Greece made to sweat over new loan agreement

Eurozone finance ministers were locked in discussions late Monday as they attempted to reach a deal on a new bailout for Greece, amid concerns about the country’s debt sustainability and objections from at least one of the countries involved about the conditions under which any more loans should be dispersed. Finance Minister Evangelos Venizelos expressed optimism going into the Eurogroup talks in Brussels, suggesting that Greece had met the requirements demanded by its eurozone partners. He was accompanied by Prime Minister Lucas Papademos. Papademos was there to run parallel talks with officials from the Institute of International Finance as Greece sought to tie up a debt restructuring deal with its bondholders. Hopes that the bailout deal would be concluded last night took a knock when Dutch Finance Minister Jan Kees De Jager expressed skepticism about whether Greece had met all the conditions. He also suggested that the permanent presence of the International Monetary Fund, European Central Bank and European Commission -- or troika -- should be set up in Athens with powers over Greece’s economic policy. De Jager added that any new loans should not go to Greece but into an escrow account, where they could used to pay off debt first. Any extra funds would only be given to Athens if it met all the conditions.
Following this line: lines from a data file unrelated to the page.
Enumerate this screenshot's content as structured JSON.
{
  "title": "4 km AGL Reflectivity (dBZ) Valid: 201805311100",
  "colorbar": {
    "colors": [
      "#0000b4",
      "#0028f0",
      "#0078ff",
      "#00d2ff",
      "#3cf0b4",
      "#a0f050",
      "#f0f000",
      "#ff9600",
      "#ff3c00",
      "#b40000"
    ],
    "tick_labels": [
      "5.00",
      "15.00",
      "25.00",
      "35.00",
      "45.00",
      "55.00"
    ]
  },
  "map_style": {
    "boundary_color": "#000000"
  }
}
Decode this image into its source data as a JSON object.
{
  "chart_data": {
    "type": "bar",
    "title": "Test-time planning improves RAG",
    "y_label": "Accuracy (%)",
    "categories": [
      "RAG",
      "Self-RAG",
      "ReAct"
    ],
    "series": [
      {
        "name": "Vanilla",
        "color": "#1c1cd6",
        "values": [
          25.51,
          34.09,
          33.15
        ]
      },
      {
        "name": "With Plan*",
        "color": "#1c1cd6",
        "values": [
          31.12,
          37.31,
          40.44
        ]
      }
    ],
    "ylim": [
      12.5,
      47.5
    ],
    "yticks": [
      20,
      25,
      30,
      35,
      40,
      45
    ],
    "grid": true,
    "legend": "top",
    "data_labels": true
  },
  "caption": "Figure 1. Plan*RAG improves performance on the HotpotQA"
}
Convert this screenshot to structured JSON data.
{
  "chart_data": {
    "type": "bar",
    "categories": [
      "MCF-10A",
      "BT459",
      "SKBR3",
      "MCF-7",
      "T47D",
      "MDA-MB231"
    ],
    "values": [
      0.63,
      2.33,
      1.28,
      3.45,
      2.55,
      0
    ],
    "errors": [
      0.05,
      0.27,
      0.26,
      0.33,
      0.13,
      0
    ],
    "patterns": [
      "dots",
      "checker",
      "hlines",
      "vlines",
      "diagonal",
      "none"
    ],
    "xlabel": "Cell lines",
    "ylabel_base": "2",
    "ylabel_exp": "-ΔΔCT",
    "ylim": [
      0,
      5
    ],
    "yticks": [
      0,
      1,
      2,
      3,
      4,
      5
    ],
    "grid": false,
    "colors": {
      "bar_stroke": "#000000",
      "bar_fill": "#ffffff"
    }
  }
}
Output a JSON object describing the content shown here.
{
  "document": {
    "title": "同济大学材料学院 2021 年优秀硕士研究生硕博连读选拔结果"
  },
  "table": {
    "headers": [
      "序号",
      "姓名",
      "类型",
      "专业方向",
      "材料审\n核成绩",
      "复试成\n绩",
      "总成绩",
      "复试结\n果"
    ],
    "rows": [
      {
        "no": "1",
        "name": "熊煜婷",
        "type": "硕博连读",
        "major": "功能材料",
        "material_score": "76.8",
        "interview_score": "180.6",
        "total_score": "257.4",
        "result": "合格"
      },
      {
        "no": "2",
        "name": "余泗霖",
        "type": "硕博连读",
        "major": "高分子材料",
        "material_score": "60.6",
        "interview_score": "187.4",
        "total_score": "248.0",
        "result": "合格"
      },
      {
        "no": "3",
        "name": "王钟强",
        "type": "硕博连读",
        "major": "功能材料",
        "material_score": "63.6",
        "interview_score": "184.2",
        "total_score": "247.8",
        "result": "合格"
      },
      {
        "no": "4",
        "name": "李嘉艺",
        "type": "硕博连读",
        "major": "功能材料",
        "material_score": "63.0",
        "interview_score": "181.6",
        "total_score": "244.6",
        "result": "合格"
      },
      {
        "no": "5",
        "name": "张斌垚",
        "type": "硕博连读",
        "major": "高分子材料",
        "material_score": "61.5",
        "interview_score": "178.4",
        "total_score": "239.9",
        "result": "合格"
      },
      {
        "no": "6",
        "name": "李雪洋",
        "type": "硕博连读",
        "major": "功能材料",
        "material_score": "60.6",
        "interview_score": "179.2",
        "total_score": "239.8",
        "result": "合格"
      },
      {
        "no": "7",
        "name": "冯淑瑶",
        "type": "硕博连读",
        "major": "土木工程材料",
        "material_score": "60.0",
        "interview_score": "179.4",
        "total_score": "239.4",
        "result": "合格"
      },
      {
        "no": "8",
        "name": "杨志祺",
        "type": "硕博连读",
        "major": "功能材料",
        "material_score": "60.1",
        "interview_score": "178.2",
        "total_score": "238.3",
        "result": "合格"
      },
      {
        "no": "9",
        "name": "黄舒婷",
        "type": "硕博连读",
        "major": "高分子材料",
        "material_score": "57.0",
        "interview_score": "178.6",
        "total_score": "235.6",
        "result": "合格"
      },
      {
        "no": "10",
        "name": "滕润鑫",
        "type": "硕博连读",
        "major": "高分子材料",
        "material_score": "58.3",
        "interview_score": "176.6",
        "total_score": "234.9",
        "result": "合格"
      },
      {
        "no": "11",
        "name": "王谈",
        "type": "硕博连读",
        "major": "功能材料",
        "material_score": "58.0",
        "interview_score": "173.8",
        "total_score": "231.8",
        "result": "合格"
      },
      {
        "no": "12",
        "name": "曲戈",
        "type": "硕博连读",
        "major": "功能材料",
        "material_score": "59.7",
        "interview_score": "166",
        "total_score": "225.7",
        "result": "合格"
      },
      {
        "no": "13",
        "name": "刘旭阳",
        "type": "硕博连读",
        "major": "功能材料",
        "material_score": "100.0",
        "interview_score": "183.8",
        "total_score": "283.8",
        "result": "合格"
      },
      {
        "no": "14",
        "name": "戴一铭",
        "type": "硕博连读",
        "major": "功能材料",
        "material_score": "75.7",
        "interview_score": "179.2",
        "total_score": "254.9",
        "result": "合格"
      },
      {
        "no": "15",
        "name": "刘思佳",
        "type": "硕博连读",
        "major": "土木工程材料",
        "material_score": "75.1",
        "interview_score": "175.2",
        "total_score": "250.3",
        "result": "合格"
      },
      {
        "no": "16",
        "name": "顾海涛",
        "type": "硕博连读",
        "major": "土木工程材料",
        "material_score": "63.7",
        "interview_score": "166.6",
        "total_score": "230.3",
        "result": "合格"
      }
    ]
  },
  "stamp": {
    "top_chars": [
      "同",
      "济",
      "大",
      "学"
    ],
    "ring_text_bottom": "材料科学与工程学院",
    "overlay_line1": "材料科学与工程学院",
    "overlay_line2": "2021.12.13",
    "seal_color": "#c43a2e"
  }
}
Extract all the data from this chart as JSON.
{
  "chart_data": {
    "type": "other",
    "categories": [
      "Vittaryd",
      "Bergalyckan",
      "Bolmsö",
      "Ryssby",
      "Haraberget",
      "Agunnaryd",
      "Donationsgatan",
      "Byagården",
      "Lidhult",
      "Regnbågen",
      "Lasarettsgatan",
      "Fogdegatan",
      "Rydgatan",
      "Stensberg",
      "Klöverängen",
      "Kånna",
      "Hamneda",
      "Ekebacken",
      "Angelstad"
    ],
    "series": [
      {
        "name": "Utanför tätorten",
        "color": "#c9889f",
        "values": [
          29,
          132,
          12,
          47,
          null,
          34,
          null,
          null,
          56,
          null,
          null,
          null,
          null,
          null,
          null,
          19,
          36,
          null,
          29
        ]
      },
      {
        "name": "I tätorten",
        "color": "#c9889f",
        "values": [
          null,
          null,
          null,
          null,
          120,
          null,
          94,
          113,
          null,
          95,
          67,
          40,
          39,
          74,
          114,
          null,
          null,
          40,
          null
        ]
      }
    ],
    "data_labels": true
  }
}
Meanwhile, debt sustainability analysis conducted by the troika and seen by Reuters suggested Greece would need additional relief to cut its debts to 120 percent of GDP by 2020. Greek banks would need as much as 50 billion euros in recapitalization funds, rather than 30 billion, the analysis suggests. The troika’s report suggested that a restructuring of Greek debt by eurozone central banks would cut Greek debt by 3.5 percent of gross domestic product, while if the European Central Bank were to forgo its profit on Greek bonds purchased on the secondary market, debt would be reduced by another 5.5 percent of GDP. The troika suggested that these actions along with other steps could bring Greece’s debt down to 120 percent of GDP by 2020, which was the target that the eurozone was aiming for. However, the analysis showed that Greek debt could reach as high as 160 percent of GDP in 2020 if the recession deepens and structural reforms are not carried out. The troika expressed reservations about whether Athens would be able to conduct reforms at the pace required by its lenders.